His sister says that Tanitsak, her only brother, suffered a serious lung infection in 2011-2012 during which he lost weight, from over 90 to less than 60 kilograms. She cared for him during his recovery and thinks that during the long idle period of illness and recovery he began to get a large amount of news and information from the Internet. The case arose not long after he began to regain strength. Prior to his arrest, Tanitsak had stopped using Facebook for several months but finally logged in one more time to check the news on his old account. Just one day later he was arrested.
Tanitsak had worked for 22 years as a cameraman’s assistant for a television station news team, covering crime and politics, later shifting to agricultural news.
“Did you know that if you cut down this banana plant, dig out the root, turn it over and replant, it will send out three or four shoots? The plant has great survival instincts,” Tanitsak told the Prachatai reporter as an example of the surprising facts he learned from agricultural reporting.
Tanitsak has a direct way of speaking and a sense of humour. He told us that he likes to cook and doesn’t like being on the run, being on the lookout, looking right and left, every time he goes to the market. Finally he decided not to hide anymore and to bring the affair to a conclusion by pleading guilty to all charges. “If you want to box you have to consider who’s in the ring with you. These are heavyweights.” he said, “I’m not even a welterweight, I’m shredded-pork-weight, too small to contend.”
A friend introduced him to Banpodj radio and gave him a CD recording of Banpodj’s programs in 2008 or 2009. “After listening to the clips, I was shocked and fell ill for a couple of weeks.” However, he did not feel either repulsion or attraction to Banpodj. Although his attitudes are similar to those of most people, he had never shielded himself from information and opinions. With his long reporting experience, he saw it as another piece of the political jigsaw puzzle, and the recordings just piqued his interest. Additional research aroused a greater interest in political history. He affirms, however, that he kept this interest separate from his work in the mass media and that he kept his distance from the Red Shirts on social media. His presence at rallies was in the normal conduct of his duties as a media worker.
“I attended the 2010 rallies every day just to collect the news.

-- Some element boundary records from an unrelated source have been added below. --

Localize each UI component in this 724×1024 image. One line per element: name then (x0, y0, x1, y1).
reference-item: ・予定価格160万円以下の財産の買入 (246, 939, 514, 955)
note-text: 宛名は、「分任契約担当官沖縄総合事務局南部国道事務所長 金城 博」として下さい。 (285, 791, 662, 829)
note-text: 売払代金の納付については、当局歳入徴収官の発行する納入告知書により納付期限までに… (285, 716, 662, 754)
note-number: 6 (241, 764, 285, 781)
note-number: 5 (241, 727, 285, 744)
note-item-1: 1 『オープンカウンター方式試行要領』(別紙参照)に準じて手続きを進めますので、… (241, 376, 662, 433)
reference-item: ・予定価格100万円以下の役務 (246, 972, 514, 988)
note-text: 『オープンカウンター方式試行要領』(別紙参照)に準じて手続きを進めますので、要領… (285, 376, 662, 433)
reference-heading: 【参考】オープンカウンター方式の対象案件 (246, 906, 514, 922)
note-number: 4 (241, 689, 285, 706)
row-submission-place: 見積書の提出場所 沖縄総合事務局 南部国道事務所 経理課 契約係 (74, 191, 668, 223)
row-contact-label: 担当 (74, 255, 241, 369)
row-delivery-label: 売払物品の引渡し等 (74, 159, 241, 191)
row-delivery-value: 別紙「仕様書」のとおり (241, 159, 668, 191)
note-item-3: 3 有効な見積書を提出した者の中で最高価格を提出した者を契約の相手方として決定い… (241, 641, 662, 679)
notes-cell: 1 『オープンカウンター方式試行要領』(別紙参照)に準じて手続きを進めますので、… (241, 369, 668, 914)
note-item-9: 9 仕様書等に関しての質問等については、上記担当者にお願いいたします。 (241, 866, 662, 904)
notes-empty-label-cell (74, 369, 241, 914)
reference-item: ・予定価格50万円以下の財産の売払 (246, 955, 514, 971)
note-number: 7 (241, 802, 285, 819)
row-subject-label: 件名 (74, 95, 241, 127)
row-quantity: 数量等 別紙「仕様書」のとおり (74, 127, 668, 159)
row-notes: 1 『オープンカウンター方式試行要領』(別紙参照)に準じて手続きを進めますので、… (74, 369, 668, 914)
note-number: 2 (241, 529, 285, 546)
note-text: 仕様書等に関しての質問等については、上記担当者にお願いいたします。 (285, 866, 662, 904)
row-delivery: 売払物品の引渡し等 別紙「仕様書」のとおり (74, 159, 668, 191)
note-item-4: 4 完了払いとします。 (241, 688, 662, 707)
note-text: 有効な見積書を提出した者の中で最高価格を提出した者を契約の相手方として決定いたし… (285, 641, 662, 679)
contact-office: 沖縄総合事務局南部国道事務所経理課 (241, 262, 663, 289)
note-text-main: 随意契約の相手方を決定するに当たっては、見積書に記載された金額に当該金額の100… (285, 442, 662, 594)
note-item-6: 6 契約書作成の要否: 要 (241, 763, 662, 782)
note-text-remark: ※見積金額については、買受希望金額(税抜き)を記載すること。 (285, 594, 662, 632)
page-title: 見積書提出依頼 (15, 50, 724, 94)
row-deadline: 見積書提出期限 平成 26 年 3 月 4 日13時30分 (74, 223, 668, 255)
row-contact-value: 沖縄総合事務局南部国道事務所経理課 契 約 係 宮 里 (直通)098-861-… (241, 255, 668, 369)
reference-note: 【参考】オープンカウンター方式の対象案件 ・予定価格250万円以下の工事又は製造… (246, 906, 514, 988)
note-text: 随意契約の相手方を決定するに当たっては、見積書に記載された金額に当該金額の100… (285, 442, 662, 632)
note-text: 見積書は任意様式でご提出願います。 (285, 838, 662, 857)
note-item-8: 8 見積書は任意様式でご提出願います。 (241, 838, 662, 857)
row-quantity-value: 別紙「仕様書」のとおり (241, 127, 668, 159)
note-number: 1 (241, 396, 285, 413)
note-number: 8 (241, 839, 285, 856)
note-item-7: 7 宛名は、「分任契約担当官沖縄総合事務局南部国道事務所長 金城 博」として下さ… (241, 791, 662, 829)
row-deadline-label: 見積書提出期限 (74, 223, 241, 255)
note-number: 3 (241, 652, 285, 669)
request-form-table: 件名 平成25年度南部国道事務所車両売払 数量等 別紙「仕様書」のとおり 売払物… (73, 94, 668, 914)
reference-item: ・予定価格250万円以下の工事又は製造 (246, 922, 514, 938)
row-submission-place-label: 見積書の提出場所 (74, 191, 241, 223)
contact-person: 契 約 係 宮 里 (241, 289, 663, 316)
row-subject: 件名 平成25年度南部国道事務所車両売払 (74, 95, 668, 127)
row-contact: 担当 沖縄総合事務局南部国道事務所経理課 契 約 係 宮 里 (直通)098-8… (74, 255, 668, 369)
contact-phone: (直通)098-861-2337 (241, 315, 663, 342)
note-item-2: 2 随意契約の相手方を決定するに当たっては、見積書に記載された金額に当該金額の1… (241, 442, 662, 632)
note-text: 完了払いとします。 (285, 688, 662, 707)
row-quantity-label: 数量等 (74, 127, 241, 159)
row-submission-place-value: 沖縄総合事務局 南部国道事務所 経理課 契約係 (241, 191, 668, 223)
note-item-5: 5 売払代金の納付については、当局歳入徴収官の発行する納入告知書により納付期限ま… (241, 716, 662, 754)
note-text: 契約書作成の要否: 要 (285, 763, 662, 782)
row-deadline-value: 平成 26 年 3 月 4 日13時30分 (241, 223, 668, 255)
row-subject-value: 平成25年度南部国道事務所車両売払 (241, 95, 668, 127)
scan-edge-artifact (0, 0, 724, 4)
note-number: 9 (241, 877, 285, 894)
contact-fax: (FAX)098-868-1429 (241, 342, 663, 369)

I had to monitor the evening speeches till five in the morning. I heard MPs ramble on senselessly and complained about it.” He says that he never posted hostile or impolite messages on his private Facebook page, “For the most part it was humour and verse; I write a lot of poetry. If I have a life beyond my jail term, I’ll write my story and post it on Facebook for sure.”
“I’m not angry with Banpodj for getting me into this situation. Everyone has the right to make his own decisions. I enjoyed listening to him because his programmes saved me the time needed to read books. Most importantly, the reports include very useful medical advice,” he says.

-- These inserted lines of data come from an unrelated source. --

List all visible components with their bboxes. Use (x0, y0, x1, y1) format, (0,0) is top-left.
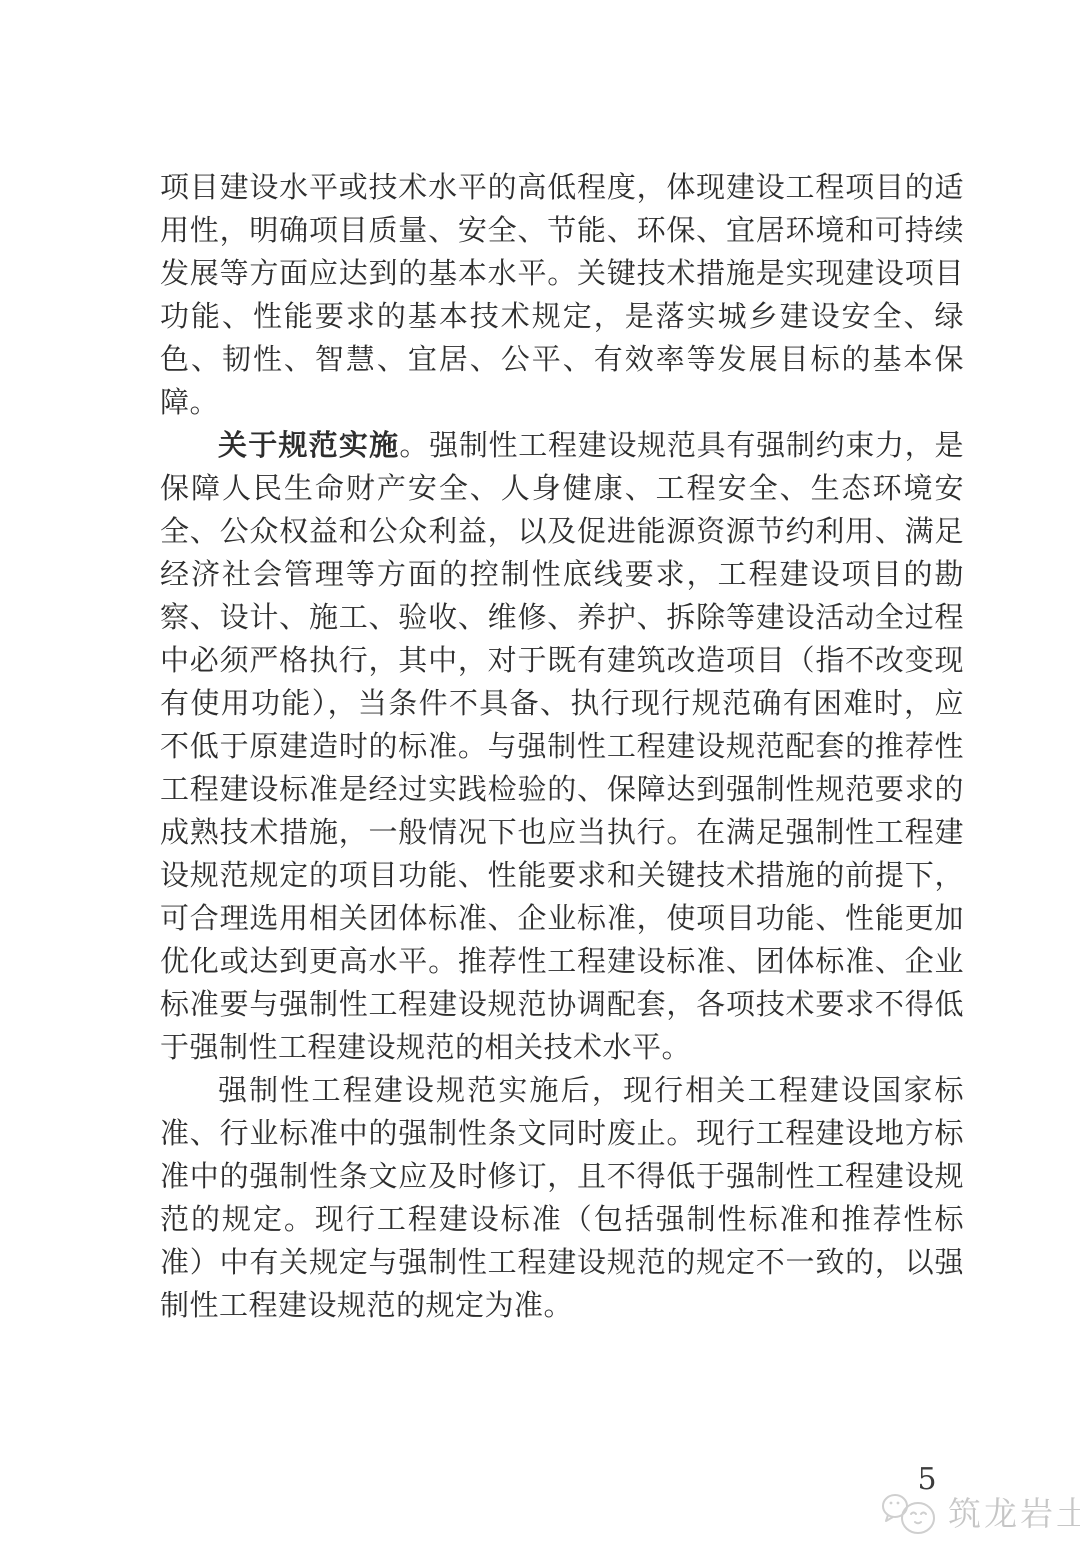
paragraph-text: 强制性工程建设规范实施后，现行相关工程建设国家标准、行业标准中的强制性条文同时废… (160, 1073, 964, 1322)
watermark-text: 筑龙岩土 (948, 1490, 1080, 1538)
paragraph: 项目建设水平或技术水平的高低程度，体现建设工程项目的适用性，明确项目质量、安全、… (160, 166, 964, 424)
paragraph-lead-bold: 关于规范实施 (218, 428, 399, 462)
watermark: 筑龙岩土 (880, 1490, 1080, 1538)
paragraph: 关于规范实施。强制性工程建设规范具有强制约束力，是保障人民生命财产安全、人身健康… (160, 424, 964, 1069)
document-page: 项目建设水平或技术水平的高低程度，体现建设工程项目的适用性，明确项目质量、安全、… (0, 0, 1080, 1564)
page-number: 5 (900, 1462, 954, 1497)
page-body-text: 项目建设水平或技术水平的高低程度，体现建设工程项目的适用性，明确项目质量、安全、… (160, 166, 964, 1327)
paragraph: 强制性工程建设规范实施后，现行相关工程建设国家标准、行业标准中的强制性条文同时废… (160, 1069, 964, 1327)
paragraph-text: 。强制性工程建设规范具有强制约束力，是保障人民生命财产安全、人身健康、工程安全、… (160, 428, 964, 1064)
paragraph-text: 项目建设水平或技术水平的高低程度，体现建设工程项目的适用性，明确项目质量、安全、… (160, 170, 964, 419)
zhulong-panda-logo-icon (880, 1490, 942, 1538)
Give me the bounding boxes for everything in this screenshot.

Tanitsak’s sister is concerned over his lung infection. Before he went to prison he was recovering and had regained his weight to nearly 90 kg, but is now back down to just over 60. He also finds it difficult to walk due to injuries from a leg broken in a motorcycle accident a few years ago. A pinched nerve from the accident still causes him to walk with a limp and he refuses an operation. His condition has steadily worsened from the day of his trial, when it was already difficult for him to walk.
Asked about conditions in prison, he says that because the food isn’t very good he doesn’t want to eat and takes only one meal a day. Because of his poor health he has requested exemptions from work. “Mostly, I’m a Nak Prok Buddha in prison.” A visiting friend asked what he meant, “I lie down at night,” he said, “And when I get up I’m like the Nak Prok image because it’s like somebody’s foot is always pressing on my head,” laughing.